J.O. Numéro 125 du 2 Juin 1999 page 8131
Textes généraux
Ministère de l'agriculture et de la pêche
Arrêté du 4 mai 1999 modifiant l'arrêté du 16 mars 1990 fixant les mesures techniques et administratives relatives à la prophylaxie collective de la tuberculose bovine et le complétant en matière de tuberculose caprine
NOR : AGRG9900953A
Le ministre de l'économie, des finances et l'industrie et le
ministre de l'agriculture et de la pêche,
Vu la directive 97/12/CE du Conseil du 17 mars 1997 portant modification
et mise à jour de la directive 64/432/CEE relative à des
problèmes de police sanitaire en matière d'échanges
intracommunautaires d'animaux des espèces bovine et porcine, modifiée
en dernier lieu par la directive 98/99/CE du Conseil du 14 décembre
1998 ;
Vu la directive 98/46/CE du Conseil du 24 juin 1998 portant modification
des annexes A, D (chapitre Ier) et F de la directive 64/432/CEE relative
à des problèmes de police sanitaire en matière d'échanges
intracommunautaires d'animaux des espèces bovine et porcine ;
Vu le code rural, et notamment les articles 214, 214-1, 215-7, 215-8,
284 et 285 ;
Vu le décret no 63-301 du 19 mars 1963 relatif à la prophylaxie
de la tuberculose bovine ;
Vu le décret no 86-775 du 17 juin 1986 ajoutant à la
nomenclature des maladies réputées contagieuses certaines
maladies des animaux ;
Vu l'arrêté du 16 mars 1990 modifié fixant les
mesures techniques et administratives relatives à la prophylaxie
collective de la tuberculose bovine ;
Vu l'arrêté du 8 août 1995 fixant les conditions
sanitaires relatives à la détention, à la mise en
circulation et à la commercialisation des animaux de l'espèce
bovine ;
Vu l'avis de la Commission nationale vétérinaire (comité
consultatif de la santé et de la protection animales) ;
Sur proposition de la directrice générale de l'alimentation
au ministère de l'agriculture et de la pêche,
Arrêtent :
Art. 1er. - L'article 1er de l'arrêté du 16 mars 1990 modifié
susvisé est ainsi rédigé :
« Art. 1er. - Le présent arrêté a pour objet
:
« a) La protection des effectifs animaux de l'espèce bovine,
de l'espèce caprine ou mixtes indemnes et la qualification officielle
des cheptels vis-à-vis de la tuberculose ;
« b) L'assainissement des effectifs animaux de l'espèce
bovine, de l'espèce caprine ou mixtes infectés par l'application
de mesures analogues, quelle que soit la forme de la tuberculose constatée
;
« c) L'application de mesures restrictives à la circulation
des animaux appartenant à des effectifs animaux de l'espèce
bovine, de l'espèce caprine ou mixtes infectés de tuberculose
;
« d) La mise en place d'un réseau national et harmonisé
de diagnostic de la tuberculose dans des laboratoires agréés
à partir de prélèvements réalisés sur
des lésions suspectes constatées lors de l'inspection post
mortem de ruminants à l'abattoir ou lors d'autopsie. »
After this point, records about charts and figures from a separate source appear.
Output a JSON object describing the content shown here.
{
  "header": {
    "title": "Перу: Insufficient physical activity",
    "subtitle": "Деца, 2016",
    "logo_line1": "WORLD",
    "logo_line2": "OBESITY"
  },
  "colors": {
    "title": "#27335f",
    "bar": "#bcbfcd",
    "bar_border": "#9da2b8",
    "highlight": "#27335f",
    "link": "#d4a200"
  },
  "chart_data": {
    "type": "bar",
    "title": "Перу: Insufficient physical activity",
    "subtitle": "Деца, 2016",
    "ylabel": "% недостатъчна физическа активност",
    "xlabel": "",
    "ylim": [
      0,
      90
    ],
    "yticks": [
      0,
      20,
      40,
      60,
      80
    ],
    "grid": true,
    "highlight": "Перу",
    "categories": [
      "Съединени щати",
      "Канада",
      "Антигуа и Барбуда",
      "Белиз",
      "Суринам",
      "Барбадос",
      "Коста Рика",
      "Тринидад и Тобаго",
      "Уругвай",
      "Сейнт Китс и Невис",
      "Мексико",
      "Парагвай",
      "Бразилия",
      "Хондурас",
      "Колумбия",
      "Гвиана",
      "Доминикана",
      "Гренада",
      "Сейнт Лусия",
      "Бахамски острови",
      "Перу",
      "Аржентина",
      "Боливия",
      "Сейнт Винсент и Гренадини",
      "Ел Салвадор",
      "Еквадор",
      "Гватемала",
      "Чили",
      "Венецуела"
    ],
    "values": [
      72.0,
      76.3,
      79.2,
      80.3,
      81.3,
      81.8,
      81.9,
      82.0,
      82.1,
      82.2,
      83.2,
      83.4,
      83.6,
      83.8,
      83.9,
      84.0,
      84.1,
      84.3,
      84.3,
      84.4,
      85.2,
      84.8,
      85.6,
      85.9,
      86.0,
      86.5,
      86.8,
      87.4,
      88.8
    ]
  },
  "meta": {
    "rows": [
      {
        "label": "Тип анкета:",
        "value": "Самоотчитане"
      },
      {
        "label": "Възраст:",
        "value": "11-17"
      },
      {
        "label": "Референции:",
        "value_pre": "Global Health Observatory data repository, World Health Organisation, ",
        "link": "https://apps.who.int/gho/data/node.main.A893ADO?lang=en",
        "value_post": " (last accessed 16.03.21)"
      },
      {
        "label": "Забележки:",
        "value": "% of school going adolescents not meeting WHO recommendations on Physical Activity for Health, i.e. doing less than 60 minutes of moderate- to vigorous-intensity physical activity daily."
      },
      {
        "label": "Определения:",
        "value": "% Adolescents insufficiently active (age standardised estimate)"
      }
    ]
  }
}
Art. 2. - L'article 8 de l'arrêté du 16 mars 1990 modifié
susvisé est ainsi rédigé :
« Art. 8. - La prophylaxie de la tuberculose bovine est obligatoire
sur l'ensemble du territoire national à l'égard de tous les
cheptels bovins et s'applique dans tous les lieux de séjour, de
rassemblement ou d'accès fréquentés par les animaux
de l'espèce bovine.
« 1o La recherche des bovins ou caprins tuberculeux en élevage
est fondée sur le diagnostic clinique ou allergique de la maladie.
« Les manifestations de l'allergie sont appréciées
au moyen des procédés d'intradermotuberculination exécutés
selon les instructions du ministre de l'agriculture et de la pêche,
à l'aide de tuberculines de souche bovine et/ou aviaire munies d'une
autorisation de mise sur le marché en cours de validité.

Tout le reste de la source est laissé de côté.